The operators of the Dridex botnet are using the recently disclosed Microsoft Office zero-day to spread a version of their malware, the infamous Dridex banking trojan.
It is unclear at this time if the Dridex gang was the group that discovered the zero-day, or if they just figured out a way to exploit it after McAfee and FireEye disclosed public details over the weekend.

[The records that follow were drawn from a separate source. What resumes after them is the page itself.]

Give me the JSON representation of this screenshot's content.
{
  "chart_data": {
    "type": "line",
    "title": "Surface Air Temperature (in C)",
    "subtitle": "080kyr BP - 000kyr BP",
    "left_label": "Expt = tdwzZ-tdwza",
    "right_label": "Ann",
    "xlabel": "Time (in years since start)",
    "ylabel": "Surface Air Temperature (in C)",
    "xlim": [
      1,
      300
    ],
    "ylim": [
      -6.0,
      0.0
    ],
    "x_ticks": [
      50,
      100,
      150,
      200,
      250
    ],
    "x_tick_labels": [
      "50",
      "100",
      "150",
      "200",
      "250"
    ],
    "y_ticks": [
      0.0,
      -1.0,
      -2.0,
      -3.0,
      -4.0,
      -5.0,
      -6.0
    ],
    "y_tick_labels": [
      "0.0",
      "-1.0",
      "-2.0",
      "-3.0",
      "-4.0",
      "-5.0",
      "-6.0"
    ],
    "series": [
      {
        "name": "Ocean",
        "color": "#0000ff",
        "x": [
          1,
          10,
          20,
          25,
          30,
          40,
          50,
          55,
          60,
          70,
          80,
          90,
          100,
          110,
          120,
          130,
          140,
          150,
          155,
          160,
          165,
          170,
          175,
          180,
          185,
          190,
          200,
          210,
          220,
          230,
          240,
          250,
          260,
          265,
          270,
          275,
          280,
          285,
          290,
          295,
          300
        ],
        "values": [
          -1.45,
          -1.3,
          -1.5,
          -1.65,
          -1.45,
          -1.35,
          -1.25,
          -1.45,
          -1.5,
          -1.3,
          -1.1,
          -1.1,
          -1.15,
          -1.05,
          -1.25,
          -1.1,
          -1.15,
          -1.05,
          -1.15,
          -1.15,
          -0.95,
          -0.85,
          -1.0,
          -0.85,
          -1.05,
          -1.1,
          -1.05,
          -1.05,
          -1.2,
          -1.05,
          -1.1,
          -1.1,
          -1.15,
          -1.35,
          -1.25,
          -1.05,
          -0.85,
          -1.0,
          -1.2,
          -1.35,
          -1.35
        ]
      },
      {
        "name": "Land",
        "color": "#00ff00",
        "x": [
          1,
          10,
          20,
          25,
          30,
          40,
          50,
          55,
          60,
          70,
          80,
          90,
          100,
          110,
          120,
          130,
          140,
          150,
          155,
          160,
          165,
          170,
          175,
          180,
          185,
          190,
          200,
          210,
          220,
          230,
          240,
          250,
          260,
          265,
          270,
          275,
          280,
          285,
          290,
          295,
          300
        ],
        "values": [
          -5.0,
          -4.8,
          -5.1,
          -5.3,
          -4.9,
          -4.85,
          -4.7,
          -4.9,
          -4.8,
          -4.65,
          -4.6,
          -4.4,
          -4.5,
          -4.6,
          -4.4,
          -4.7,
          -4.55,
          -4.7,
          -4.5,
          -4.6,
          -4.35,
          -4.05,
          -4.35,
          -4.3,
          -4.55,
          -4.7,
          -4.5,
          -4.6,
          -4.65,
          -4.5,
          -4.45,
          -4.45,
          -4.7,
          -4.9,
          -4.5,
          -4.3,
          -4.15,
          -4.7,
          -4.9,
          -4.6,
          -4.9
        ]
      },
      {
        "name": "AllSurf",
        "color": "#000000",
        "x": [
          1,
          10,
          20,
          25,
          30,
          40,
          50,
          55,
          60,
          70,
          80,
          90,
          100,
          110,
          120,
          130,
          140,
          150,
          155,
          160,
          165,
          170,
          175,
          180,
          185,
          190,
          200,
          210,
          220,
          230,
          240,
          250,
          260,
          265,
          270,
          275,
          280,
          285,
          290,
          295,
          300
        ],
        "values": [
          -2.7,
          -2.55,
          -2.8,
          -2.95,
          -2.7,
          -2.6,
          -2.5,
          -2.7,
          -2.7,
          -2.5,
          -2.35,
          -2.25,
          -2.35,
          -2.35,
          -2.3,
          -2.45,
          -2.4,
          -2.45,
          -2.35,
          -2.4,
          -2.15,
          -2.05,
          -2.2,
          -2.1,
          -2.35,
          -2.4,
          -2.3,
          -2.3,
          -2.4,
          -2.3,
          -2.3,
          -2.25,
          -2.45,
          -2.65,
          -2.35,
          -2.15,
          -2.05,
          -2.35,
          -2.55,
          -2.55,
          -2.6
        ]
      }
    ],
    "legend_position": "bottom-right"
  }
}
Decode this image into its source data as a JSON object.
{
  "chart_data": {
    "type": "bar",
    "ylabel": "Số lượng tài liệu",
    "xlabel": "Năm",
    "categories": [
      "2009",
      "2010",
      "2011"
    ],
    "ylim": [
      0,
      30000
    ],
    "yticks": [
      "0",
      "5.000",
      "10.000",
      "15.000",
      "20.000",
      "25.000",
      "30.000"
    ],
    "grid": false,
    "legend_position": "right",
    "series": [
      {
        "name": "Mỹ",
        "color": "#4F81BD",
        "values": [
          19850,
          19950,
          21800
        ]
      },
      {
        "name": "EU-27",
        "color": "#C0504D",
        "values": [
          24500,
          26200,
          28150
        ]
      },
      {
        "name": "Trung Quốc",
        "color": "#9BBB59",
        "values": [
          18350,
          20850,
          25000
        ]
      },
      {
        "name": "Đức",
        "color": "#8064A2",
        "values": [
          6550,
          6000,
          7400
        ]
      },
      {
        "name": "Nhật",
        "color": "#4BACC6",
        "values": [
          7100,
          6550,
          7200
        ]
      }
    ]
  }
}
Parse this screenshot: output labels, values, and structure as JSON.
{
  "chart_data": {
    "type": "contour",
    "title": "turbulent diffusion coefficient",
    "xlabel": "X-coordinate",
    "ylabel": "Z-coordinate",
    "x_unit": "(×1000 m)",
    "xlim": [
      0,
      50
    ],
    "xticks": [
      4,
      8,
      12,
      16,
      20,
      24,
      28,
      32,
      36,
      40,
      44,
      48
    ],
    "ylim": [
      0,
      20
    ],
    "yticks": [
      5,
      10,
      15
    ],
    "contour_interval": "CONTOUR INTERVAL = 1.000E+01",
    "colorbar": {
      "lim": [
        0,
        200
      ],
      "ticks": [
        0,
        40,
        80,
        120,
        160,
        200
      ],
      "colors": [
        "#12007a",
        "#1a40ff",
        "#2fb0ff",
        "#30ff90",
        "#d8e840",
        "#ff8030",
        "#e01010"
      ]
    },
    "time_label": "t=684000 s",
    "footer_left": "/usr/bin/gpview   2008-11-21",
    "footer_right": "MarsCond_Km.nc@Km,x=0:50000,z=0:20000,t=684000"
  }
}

According to cyber-security firm Proofpoint, who discovered the Dridex spam campaign delivering Word documents weaponized with this zero-day, the spam wave consisting of millions of emails targeted mainly Australia.
The Dridex malware version delivered through these emails, which mimicked document scans, contained configurations to target a slew of Australian banks via the installation of Dridex botnet ID 7500, one of the many Dridex variants active today. Proofpoint reported activity from the Dridex botnet ID 7500 last week, yet a spokesperson has not confirmed if the group was using the zero-day at that time.
This campaign is the first time when we see the Dridex group using an unpatched zero-day for distributing their malware. Usually, the group relied on Word files laced with macro scripts.
While over the weekend Microsoft didn't respond to a request for comment, a Microsoft spokesperson said the company would try to fix the issue in today's planned Patch Tuesday. Also today, Microsoft will also release the next major Windows 10 version, called Creators Update.
The Office zero-day affects all Windows and Microsoft Office versions. The zero-day isn't exploited via macro scripts, but an embedded OLE object that executes automatically when the victim opens the file.
The only way to protect yourself, according to McAfee and FireEye, is to configure Office to use Protected View.
The advice of not opening files from the people you don't know is not really that helpful for employees working with scanned documents on a daily basis in a business environment, where they regularly have to open scanned documents and Word files from unknown (potential) business partners.